Jumat, 26 September 2008

Jujur pada Diri Sendiri


Mengapa bersikap jujur (sering) terasa tidak mudah? Karena kita juga (sering) tidak bisa jujur pada diri sendiri. Kita lebih suka melakukan penyangkalan terhadap perasaan suka, gelisah, benci, takut, penasaran, dan kegamangan emosi lainnya. Kita tidak sadar bahwa semakin kita menolak menyadari gejolak emosi yang mendera, kita akan semakin sulit mengenali diri sendiri. Mengapa? Karena semua tentang diri kita tertutup selaput tipis, yang mampu meredam perasaan kita agar tak mencuat ke permukaan.

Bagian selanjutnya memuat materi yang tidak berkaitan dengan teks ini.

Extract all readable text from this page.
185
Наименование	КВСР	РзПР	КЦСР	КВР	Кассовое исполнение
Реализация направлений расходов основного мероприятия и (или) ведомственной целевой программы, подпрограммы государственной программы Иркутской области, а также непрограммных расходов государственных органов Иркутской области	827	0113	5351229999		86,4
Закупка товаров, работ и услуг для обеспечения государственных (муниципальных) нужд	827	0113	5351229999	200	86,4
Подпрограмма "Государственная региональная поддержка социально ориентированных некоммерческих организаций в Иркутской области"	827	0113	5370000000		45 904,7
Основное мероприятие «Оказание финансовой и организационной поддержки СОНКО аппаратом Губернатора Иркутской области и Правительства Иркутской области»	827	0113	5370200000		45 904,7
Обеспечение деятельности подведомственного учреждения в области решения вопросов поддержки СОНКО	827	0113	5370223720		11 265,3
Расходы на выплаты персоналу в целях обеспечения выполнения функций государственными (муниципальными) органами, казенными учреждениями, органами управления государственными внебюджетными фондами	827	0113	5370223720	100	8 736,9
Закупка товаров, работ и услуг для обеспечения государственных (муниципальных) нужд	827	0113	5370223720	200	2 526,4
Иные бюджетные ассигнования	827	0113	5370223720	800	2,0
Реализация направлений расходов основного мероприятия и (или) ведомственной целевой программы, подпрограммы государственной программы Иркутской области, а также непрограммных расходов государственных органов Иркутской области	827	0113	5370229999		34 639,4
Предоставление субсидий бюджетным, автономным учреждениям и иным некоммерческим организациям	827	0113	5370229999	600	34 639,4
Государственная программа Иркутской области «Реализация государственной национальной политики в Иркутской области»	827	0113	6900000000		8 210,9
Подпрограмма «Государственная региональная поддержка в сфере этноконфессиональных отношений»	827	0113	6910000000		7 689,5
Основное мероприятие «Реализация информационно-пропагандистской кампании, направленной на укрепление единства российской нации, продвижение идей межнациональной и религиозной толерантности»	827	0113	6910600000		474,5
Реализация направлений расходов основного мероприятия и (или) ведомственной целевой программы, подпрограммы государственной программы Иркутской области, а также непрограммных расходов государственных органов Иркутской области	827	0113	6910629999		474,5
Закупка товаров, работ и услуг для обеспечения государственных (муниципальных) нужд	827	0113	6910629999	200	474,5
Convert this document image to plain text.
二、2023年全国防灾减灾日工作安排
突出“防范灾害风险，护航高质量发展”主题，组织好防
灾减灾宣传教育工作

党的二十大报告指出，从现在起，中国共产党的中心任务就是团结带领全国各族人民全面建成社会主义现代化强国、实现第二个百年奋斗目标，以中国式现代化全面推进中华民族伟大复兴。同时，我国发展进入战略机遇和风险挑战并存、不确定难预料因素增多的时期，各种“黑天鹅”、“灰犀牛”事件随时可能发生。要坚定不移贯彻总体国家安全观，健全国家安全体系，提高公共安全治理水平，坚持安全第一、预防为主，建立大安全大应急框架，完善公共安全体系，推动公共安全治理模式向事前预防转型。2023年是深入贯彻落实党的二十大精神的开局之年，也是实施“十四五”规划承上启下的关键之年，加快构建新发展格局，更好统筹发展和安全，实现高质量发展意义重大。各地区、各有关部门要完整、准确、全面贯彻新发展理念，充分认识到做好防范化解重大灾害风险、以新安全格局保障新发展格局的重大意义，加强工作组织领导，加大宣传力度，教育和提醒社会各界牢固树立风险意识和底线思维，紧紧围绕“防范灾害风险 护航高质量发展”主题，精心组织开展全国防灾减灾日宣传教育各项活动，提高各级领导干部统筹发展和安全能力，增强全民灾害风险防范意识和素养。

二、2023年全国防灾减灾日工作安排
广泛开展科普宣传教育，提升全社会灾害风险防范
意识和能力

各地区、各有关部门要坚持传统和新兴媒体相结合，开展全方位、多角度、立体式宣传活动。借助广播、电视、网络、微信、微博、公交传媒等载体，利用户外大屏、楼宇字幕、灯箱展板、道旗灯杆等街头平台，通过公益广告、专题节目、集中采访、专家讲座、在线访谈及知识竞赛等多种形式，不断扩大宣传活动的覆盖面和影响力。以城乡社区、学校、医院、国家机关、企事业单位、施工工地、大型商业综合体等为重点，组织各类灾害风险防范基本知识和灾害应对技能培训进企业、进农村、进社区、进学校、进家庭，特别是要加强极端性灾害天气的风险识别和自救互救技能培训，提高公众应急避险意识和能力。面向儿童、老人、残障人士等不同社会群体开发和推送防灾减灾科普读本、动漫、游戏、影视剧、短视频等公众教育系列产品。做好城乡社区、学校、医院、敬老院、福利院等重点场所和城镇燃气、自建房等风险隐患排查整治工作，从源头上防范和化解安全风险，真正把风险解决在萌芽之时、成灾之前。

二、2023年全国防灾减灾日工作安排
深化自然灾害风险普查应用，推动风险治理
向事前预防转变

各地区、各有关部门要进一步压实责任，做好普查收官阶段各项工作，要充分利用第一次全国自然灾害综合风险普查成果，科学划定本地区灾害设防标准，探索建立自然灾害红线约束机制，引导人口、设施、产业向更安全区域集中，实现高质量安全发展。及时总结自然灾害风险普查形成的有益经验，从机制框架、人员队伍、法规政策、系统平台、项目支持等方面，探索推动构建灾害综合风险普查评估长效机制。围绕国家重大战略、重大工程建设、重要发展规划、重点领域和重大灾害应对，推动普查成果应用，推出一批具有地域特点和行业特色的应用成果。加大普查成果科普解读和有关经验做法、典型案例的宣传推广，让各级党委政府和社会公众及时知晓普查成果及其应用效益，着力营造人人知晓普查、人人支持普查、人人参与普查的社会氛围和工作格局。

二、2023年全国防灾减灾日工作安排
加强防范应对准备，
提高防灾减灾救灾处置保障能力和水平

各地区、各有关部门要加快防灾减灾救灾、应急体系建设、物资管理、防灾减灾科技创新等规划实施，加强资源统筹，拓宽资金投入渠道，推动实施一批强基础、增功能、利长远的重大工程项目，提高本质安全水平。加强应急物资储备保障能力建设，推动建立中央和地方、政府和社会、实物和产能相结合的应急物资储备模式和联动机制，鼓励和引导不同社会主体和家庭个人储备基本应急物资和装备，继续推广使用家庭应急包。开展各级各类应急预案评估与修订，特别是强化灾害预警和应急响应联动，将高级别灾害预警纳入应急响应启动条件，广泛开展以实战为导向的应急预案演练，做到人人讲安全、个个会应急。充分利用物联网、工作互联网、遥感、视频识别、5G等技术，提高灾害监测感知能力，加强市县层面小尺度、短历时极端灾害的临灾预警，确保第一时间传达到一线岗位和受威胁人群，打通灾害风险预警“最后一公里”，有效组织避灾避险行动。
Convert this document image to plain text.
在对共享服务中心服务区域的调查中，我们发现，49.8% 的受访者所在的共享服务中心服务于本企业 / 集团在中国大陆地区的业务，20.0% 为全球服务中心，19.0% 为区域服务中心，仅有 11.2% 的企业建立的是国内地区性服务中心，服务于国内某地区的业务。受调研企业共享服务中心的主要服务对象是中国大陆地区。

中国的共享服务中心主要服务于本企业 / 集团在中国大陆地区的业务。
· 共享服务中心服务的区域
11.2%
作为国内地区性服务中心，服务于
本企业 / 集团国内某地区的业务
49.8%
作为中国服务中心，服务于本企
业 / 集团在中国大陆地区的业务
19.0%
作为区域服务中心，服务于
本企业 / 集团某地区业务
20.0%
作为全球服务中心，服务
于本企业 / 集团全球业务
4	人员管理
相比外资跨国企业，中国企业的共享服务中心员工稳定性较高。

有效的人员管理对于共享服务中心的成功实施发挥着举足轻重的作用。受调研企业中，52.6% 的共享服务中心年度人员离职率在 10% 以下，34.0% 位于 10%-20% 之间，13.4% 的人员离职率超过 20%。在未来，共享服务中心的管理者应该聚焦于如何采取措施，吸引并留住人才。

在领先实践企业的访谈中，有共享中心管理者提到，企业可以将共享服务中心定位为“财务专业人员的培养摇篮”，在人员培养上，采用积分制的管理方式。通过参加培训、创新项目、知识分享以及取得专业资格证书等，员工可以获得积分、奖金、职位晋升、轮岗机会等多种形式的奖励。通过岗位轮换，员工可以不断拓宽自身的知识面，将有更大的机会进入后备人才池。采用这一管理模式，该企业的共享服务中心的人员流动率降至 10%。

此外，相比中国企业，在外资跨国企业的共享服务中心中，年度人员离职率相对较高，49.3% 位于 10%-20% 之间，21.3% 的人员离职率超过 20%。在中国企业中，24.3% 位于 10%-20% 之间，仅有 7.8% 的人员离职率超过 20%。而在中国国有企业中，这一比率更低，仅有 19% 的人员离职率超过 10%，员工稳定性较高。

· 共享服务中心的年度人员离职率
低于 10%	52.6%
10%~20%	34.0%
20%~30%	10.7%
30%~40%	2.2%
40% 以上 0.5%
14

Bayangkan betapa tersiksanya saat kita harus menipu diri sendiri, ketika tanpa sadar perasaan suka, sayang, dan cinta tumbuh terhadap seseorang. Penyangkalan demi penyangkalan yang kita maklumatkan hanya akan membuat perasaan itu tumbuh kian kokoh. Betapa bodohnya kita menyia-nyiakan pertemuan dengannya hanya dengan diam dan menatapnya diam-diam. Betapa angkuhnya kita, menyambutnya dengan datar, padahal ujung bibir begitu ingin melengkungkan senyum saat berhadapan dengannya. Karena kita tak berani mengakui perasaan kita sendiri, takut terluka bila ternyata dia tak bisa jadi milik kita. Tak berani jujur pada diri sendiri dan memilih untuk membohongi nurani.

Di sisi lain, bayangkan betapa munafiknya kita mengembangkan senyum untuk orang yang kita benci. Pura-pura antusias mendengar musik acid jazz saat kongkow di kafe, padahal sebenarnya kita adalah pencinta musik pop ringan yang mendayu-dayu. Atau berlagak kuat menghadapi pekerjaan berdead line ketat, padahal kita tak punya kompentensi untuk mengerjakannya. Ketidakjujuran itu hanya akan memaksa kita terus berbohong dan berbohong untuk menutupi kebohongan sebelumnya. Tak ayal hidup pun terasa tak pernah menyenangkan.

Akibatnya, nurani pun terabaikan. Topeng seakan telah bersatu dengan wajah kita. Kita tak lagi tau apa yang sebenarnya sedang kita rasakan. Entah gembira, sedih, malu-malu, geram, atau sedang terpesona pada seseorang. Semua terjadi karena kita tak mau jujur pada diri sendiri. Karena kita memilih untuk lari dari kenyataan, memaksakan diri bahwa segala sesuatu berjalan baik. Padahal, kita bisa lebih merasa tenang jika tak membohongi diri sendiri.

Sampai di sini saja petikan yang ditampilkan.